One side of his mouth kicked up. “I know.”

“I never cry unless I’m around you. You’ve seen me cry more than any person in my whole life. Why do you think that is, Jack?”

“I don’t know, Lou.” He wiped the tears from one cheek with his thumb. “What’s wrong, darlin’?”

“It’s just…” she hiccupped. “I have a shitty family.”

Finally. “Yeah, you do.”

“I think I’ve always known it, but I’ve always made excuses for them. I can’t do that anymore. You’re right, Jack, about all of it. About my mom, Gigi, and my dad. It was neglectful and abusive. What do I do with all of that?”

It broke his heart to see this fierce, capable woman doubt herself. “What do you want to do with it?”

She wiped her face and climbed off his lap. “I’m not taking it anymore.”

“Damn straight.”

“I’m not taking responsibility for my mother’s actions ever again.”

He sat back and stretched his arms across the back of the sofa. “Anything else?”

“I will never let my father manipulate me.”

“Yes!”

She stopped pacing and stared at him for several long seconds. “You knew I’d get here, didn’t you?”

He shrugged. “You’re a brilliant woman, Luanne. I knew you’d figure it out somehow. What brought about these huge revelations?”

“Your family. There’s so much love going on here. It’s not perfect or pretty, but it’s the real deal.” She crawled onto the sofa, sitting sideways with her legs crossed. “You’re so lucky.”

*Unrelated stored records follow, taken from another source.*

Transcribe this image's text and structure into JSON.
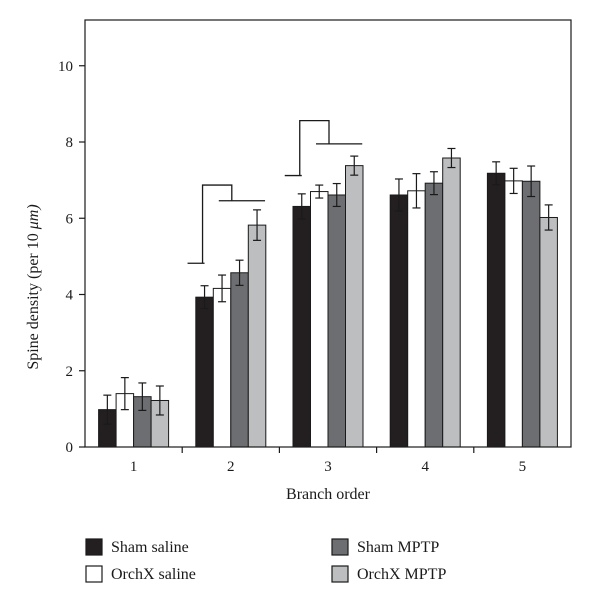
{
  "chart_data": {
    "type": "bar",
    "categories": [
      "1",
      "2",
      "3",
      "4",
      "5"
    ],
    "xlabel": "Branch order",
    "ylabel_main": "Spine density (per 10 ",
    "ylabel_unit": "μm)",
    "ylim": [
      0,
      11.2
    ],
    "yticks": [
      0,
      2,
      4,
      6,
      8,
      10
    ],
    "grid": false,
    "legend_position": "bottom",
    "series": [
      {
        "name": "Sham saline",
        "color": "#231f20",
        "values": [
          0.98,
          3.93,
          6.31,
          6.61,
          7.18
        ],
        "errors": [
          0.38,
          0.3,
          0.33,
          0.42,
          0.3
        ]
      },
      {
        "name": "OrchX saline",
        "color": "#ffffff",
        "values": [
          1.4,
          4.16,
          6.7,
          6.72,
          6.98
        ],
        "errors": [
          0.42,
          0.35,
          0.17,
          0.45,
          0.33
        ]
      },
      {
        "name": "Sham MPTP",
        "color": "#6d6e71",
        "values": [
          1.32,
          4.57,
          6.61,
          6.92,
          6.97
        ],
        "errors": [
          0.36,
          0.33,
          0.3,
          0.3,
          0.4
        ]
      },
      {
        "name": "OrchX MPTP",
        "color": "#bcbec0",
        "values": [
          1.22,
          5.82,
          7.38,
          7.58,
          6.02
        ],
        "errors": [
          0.38,
          0.4,
          0.25,
          0.25,
          0.33
        ]
      }
    ],
    "significance_brackets": [
      {
        "category": "2",
        "levels": [
          4.82,
          6.87,
          6.46
        ],
        "left_series": 0,
        "right_series": 3
      },
      {
        "category": "3",
        "levels": [
          7.12,
          8.56,
          7.95
        ],
        "left_series": 0,
        "right_series": 3
      }
    ]
  }
}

Lucky? Was she watching the same shit show he was? His whole life had become a joke, exactly like it had been all those years ago, when he wore hand-me-down clothes and was on the free-lunch plan in school. He wasn’t lucky, he was laughable. The whole damn situation was laughable.

Anxiety pricked his skin like vultures pecking at road kill. A sensation, so foreign and yet so familiar, pressed in on him. Fear and paranoia had been his sadistic sidekicks growing up, and sometimes they’d bring along their old buddy panic to the party. It was unfortunate that they chose now to stage a reunion.

He was prepared to handle her issues, wanted to be her hero, but he hadn’t counted on her turning the tables on him and his screwed-up family. He plastered on his most charming grin. “If you say so.”

Guilt punched him in the gut when he saw confusion on her tearstained face. “I do say so. They’re wonderful. Surely you can see that.”

“Yeah, they are great.” Sugar coated the words, but sweat gathered in his palms. His heart vibrated in his chest, and the air in his lungs turned to concrete. Damn it. It was coming. He knew the signs all too well. With all of his strength he wrapped himself in the last ounce of charisma he possessed. “Listen, if you’re alright, then I need to go take care of something downstairs.”

She held her hand out to him. “Jack…stay.”

Her whispered words shot a hole all the way through him. He wanted to take the comfort she offered, but his pride wouldn’t let him. He hooked his thumb over his shoulder. “I really should…”

She drew her knees to her chest, closing herself off to him. Her disappointment about killed him, but he couldn’t stay. Jack Avery didn’t do public breakdowns.

He coolly strolled from the room, closing the door behind him. One stumbling step after another got him to the bathroom, where he concentrated on even breathing and calming his revved-up heart. All he wanted to do was retreat into the counterfeit affability that had seen him through his life.

Unfortunately, he wasn’t sure he could ever get to that place again.